Placa interessante: "K" de "Kafer" (o Fusca para os alemães) e MP com 32 cavalos ("H" de "Horse"). Se bem que caberiam mais alguns cavalos no motor do Lafer...
Placa interessante: "K" de "Kafer" (o Fusca para os alemães) e MP com 32 cavalos ("H" de "Horse"). Se bem que caberiam mais alguns cavalos no motor do Lafer...

Assim como ocorre no Brasil, a principal reunião de MP Lafer na Alemanha é de caráter itinerante: a cada ano um destino diferente é estudado para abrigar os entusiastas da marca. Em 2016 a região da Turíngia foi escolhida e os laferistas alemães, vindos de cidades como Hamburgo, Munique, Colônia e Meiningen, se hospedaram no Hotel Zum Klosterno pequeno município de Rohr, entre os dias 18 e 21 de agosto.

Nestes dias os participantes, acompanhados de familiares e amigos, fizeram passeios pelos arredores do hotel e se reuniram na praça central da localidade para fotografar os conversíveis reunidos, enquanto interagiam uns com os outros.

MPs estacionados perto do hotel que hospedou os participantes do encontro em 2016.
MPs estacionados perto do hotel que hospedou os participantes do encontro em 2016.

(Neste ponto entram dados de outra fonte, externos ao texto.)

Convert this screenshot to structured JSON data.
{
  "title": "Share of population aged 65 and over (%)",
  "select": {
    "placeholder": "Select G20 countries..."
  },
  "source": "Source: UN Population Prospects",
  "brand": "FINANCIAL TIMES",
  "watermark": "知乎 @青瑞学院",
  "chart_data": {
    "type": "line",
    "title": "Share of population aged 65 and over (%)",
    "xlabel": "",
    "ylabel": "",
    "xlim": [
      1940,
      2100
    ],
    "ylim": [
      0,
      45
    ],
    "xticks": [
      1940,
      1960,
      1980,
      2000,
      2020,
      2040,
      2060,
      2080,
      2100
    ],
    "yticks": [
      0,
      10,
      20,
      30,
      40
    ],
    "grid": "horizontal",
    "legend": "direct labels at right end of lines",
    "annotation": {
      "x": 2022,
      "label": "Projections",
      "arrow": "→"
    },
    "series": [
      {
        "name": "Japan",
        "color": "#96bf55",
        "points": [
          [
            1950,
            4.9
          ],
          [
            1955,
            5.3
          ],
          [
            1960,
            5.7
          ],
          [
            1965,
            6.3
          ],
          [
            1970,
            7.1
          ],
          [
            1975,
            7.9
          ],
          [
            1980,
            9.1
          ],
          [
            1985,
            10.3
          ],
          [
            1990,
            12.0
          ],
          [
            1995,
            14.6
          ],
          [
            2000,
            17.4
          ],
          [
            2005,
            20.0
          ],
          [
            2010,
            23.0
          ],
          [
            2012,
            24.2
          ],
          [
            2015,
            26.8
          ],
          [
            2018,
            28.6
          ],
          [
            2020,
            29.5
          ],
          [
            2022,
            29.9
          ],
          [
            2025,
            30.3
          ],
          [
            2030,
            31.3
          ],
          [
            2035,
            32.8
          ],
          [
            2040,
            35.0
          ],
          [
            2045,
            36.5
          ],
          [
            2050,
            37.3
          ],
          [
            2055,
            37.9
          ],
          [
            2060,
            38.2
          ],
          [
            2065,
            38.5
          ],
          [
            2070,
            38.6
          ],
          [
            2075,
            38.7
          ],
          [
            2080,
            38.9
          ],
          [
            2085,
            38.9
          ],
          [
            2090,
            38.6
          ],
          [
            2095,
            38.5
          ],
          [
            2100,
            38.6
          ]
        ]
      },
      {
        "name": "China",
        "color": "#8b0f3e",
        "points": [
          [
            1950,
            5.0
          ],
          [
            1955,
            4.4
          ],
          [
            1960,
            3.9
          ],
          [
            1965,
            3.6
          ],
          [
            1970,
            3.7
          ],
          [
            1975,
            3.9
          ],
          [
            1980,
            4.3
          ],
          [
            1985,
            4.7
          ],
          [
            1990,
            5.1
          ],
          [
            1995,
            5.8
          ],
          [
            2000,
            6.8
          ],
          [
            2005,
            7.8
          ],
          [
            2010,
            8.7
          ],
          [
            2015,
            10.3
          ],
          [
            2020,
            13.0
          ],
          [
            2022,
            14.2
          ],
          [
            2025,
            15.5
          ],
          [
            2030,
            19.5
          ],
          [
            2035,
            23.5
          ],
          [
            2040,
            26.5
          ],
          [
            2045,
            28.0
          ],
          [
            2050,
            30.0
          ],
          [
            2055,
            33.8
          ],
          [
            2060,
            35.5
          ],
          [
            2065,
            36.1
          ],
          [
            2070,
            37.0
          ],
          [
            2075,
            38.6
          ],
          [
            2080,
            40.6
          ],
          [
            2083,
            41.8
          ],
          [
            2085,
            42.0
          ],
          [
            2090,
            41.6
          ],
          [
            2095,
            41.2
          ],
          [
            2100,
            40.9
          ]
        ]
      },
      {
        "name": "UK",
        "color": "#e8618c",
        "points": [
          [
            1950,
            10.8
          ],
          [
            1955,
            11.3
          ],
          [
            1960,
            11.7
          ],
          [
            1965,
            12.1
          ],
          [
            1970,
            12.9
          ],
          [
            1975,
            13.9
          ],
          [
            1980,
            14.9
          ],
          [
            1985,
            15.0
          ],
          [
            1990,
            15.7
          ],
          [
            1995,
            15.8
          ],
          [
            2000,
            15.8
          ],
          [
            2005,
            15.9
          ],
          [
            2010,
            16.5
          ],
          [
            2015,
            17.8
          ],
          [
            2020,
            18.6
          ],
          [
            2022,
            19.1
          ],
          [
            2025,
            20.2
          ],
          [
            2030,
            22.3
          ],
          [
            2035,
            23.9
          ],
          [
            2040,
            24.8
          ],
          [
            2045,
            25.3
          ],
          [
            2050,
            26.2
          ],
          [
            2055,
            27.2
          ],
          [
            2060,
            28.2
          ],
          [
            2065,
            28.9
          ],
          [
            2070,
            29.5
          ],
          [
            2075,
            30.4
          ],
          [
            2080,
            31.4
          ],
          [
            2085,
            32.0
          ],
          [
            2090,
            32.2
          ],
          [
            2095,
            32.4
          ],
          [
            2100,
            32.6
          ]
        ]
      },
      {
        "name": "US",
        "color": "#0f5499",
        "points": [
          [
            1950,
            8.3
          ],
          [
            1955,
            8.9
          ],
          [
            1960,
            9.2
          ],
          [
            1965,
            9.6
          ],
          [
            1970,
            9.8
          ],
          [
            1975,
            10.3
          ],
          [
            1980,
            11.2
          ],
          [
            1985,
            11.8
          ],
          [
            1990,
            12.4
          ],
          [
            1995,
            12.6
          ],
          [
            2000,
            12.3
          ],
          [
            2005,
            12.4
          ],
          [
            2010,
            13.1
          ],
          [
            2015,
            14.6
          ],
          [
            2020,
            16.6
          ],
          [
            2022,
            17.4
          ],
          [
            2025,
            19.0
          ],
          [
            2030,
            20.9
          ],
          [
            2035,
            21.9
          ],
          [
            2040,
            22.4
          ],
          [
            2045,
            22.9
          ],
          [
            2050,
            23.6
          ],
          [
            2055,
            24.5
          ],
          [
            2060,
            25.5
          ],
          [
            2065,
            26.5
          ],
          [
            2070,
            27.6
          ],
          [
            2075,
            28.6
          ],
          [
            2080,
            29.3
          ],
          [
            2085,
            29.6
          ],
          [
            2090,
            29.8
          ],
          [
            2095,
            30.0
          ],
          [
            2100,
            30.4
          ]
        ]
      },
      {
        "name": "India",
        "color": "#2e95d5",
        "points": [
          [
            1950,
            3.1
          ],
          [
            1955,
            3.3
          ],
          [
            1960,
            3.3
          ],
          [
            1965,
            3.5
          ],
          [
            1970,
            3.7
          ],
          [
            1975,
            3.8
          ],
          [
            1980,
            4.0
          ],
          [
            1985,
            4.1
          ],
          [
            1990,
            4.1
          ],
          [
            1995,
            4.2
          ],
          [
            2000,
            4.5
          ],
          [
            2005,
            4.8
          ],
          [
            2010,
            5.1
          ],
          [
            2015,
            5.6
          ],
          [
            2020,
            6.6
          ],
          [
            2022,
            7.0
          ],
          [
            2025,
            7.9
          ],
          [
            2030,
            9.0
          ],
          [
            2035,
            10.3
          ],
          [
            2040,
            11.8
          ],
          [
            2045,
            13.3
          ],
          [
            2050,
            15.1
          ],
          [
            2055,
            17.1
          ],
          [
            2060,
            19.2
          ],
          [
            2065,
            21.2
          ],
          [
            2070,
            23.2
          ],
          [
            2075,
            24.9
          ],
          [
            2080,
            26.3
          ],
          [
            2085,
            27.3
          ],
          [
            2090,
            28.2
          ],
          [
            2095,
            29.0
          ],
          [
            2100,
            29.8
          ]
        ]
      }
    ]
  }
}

Eram esperados 12 carros participantes, mas um décimo terceiro apareceu para fazer parte do evento - um record em se tratando de uma reunião de MP Lafer fora do Brasil. Este participante foi justamente um alemão que morou alguns anos no Brasil e levou seu MP Lafer para a Europa, ao retornar para o velho continente. Deste modo, Miro Dudek foi o primeiro proprietário de MP Lafer a participar de encontros no Brasil e na Alemanha. Ele havia participado do encontro de Serra Negra no ano anterior.

De acordo com Ludwig Stolz, editor do site alemão do MP Lafer, "este carro tem emocionado muitas pessoas aqui na Alemanha, e espero que em 2017 teremos mais laferistas para o encontro. Muitos cumprimentos para o Brasil." - Não é preciso ser Sherlock Holmes para deduzir que Ludwig Stolz é o grande incentivador da marca em seu país. São pessoas como ele, na América ou na Europa, que dedicam parte de seu tempo para nos proporcionar momentos de satisfação como estes.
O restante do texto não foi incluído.